In this tutorial, we will show you how to collect data using Communalytic. The procedure for the EDU and PRO versions are similar.

Step 1

If you know what subreddit you would like to examine, proceed to Step 4 below.

Finding a subreddit on your my datasets homepage. What’s a Subreddit you may ask? Subreddits are online groups/forums on Reddit dedicated to a specific topic.

To begin finding a subreddit, click “Search for relevant subreddits” under “Step 1: Finding a subreddit”. This takes us to the subreddit search page.

Step 2

Here we can locate subreddits that discuss a given topic by using the “Keyword” search bar. It is also important to note that when searching for a subreddit, a space between words will be counted as AND. If you would like to search for two keywords separately, use “|” to separate keywords.

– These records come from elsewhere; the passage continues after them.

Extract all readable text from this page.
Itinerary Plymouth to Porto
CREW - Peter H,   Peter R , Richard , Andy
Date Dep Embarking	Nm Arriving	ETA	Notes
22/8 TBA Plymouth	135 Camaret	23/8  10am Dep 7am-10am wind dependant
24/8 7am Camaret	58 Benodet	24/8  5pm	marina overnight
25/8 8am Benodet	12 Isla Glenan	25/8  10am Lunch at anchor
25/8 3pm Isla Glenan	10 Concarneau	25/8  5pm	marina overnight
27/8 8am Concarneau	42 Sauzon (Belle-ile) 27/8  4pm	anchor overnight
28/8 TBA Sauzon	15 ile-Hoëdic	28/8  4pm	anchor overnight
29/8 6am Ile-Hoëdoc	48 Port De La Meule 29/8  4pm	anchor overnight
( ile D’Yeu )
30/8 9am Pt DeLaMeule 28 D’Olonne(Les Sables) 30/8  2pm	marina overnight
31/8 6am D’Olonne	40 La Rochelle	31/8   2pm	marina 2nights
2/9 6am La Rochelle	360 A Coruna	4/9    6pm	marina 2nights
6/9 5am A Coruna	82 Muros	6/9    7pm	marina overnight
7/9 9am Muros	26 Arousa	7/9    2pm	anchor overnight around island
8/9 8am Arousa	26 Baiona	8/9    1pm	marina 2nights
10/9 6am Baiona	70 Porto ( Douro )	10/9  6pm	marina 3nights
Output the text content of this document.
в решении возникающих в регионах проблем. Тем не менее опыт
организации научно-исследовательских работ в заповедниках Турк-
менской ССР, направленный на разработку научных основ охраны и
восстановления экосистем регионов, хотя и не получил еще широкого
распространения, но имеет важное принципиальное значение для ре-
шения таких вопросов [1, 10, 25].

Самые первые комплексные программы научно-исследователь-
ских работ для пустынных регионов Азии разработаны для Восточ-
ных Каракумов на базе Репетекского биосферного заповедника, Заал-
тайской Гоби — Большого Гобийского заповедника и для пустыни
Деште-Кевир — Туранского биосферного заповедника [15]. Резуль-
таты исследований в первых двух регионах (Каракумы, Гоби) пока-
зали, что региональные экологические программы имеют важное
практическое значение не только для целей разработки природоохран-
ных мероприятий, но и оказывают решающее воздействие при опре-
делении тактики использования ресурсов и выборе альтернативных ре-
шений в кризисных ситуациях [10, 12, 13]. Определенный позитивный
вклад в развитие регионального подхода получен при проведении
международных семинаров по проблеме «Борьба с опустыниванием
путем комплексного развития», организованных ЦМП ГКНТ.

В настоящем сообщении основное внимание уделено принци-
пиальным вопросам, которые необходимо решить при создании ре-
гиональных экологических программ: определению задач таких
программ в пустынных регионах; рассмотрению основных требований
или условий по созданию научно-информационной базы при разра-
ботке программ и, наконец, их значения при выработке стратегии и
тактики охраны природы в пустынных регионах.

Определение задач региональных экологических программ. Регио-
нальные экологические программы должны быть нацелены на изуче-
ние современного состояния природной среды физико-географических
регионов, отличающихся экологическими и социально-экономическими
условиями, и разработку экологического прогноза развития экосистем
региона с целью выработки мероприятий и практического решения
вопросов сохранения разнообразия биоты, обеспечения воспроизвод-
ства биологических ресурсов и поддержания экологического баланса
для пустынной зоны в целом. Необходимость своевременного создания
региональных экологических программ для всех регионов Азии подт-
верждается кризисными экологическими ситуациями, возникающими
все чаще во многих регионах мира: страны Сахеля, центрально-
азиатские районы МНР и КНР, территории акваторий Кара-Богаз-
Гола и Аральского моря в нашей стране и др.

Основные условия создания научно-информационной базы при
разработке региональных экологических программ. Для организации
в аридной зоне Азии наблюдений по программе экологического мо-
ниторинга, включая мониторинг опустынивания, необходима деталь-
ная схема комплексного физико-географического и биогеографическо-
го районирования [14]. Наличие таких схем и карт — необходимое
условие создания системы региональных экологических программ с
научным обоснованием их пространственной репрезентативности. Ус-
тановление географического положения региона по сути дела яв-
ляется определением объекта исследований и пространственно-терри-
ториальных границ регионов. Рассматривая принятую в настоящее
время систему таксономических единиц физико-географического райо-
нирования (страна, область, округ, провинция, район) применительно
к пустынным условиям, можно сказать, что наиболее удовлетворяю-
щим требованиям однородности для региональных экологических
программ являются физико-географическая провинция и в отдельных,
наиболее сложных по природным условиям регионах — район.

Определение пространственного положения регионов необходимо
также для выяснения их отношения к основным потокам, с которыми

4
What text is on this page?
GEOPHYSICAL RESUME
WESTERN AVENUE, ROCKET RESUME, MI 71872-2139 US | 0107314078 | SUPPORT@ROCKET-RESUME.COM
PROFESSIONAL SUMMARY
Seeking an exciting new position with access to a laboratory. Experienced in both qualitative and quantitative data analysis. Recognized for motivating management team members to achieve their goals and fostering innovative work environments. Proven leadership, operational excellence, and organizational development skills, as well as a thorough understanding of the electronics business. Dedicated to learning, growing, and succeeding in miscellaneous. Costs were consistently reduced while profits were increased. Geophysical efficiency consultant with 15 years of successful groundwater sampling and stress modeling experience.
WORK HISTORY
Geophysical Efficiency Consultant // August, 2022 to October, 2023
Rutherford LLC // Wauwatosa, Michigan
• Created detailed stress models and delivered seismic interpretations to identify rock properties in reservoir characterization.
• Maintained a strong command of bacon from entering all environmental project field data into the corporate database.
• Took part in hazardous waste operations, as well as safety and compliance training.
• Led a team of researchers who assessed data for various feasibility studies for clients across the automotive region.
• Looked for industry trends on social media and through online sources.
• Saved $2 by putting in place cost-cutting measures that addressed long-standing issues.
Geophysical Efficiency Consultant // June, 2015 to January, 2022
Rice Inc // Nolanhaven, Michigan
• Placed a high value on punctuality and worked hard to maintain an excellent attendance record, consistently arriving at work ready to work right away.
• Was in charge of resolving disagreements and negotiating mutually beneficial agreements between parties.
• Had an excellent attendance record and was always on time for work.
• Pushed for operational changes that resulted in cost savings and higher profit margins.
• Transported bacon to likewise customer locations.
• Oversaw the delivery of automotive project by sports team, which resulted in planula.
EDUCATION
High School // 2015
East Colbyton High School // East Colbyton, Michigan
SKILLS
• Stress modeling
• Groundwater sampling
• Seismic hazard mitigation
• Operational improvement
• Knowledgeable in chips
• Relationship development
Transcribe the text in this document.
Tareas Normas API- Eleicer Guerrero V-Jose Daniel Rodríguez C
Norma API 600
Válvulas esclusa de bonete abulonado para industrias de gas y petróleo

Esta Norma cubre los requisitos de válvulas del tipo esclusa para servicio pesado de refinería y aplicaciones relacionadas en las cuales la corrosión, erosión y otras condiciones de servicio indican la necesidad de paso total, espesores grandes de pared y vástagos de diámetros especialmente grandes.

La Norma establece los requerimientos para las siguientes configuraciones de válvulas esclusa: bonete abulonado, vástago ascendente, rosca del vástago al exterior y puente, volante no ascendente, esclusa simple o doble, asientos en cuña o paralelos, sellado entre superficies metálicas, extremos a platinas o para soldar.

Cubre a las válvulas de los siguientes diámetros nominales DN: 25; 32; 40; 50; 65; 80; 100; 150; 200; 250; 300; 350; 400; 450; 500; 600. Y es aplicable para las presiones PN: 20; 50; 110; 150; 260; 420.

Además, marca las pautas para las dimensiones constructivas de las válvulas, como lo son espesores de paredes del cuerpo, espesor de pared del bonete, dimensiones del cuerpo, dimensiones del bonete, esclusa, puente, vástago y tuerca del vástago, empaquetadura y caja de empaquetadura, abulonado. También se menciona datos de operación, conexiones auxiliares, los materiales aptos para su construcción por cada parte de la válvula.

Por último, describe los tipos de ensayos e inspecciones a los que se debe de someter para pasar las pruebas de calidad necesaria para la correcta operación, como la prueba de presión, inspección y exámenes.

After typing in your keywords, click the “Search” button.

Step 3

This page shows all the corresponding active subreddits with our keyword “politics”. It also includes the number of submissions in the past 7 days within these subreddits. The subreddit you searched for should be visible here. In my case, it is “politics”. Click “Start Collection on..” (corresponding subreddit) to begin Step 2.

Step 4

Before starting your data collection, you must name your dataset and select the time range of data collection. Communalytic will only collect data between the time range you specify. On Communalytic EDU, You can collect data for up to 7 consecutive days. The default start date is today and cannot be set to previous times or dates.

Data collection time will vary by subreddits, check the box “Email me once job completes”  to receive an email notification. Please note posts in “high volume” groups such as r/all may be dropped due to the Reddit API limitation.

As a final step on this page, click the “Start Collection” button.

Step 5

To confirm that data collection is underway, you should be able to see your new dataset listed on the “My Datasets” page.

When your data collection is complete, it will say “Complete” under Status, as pictured above.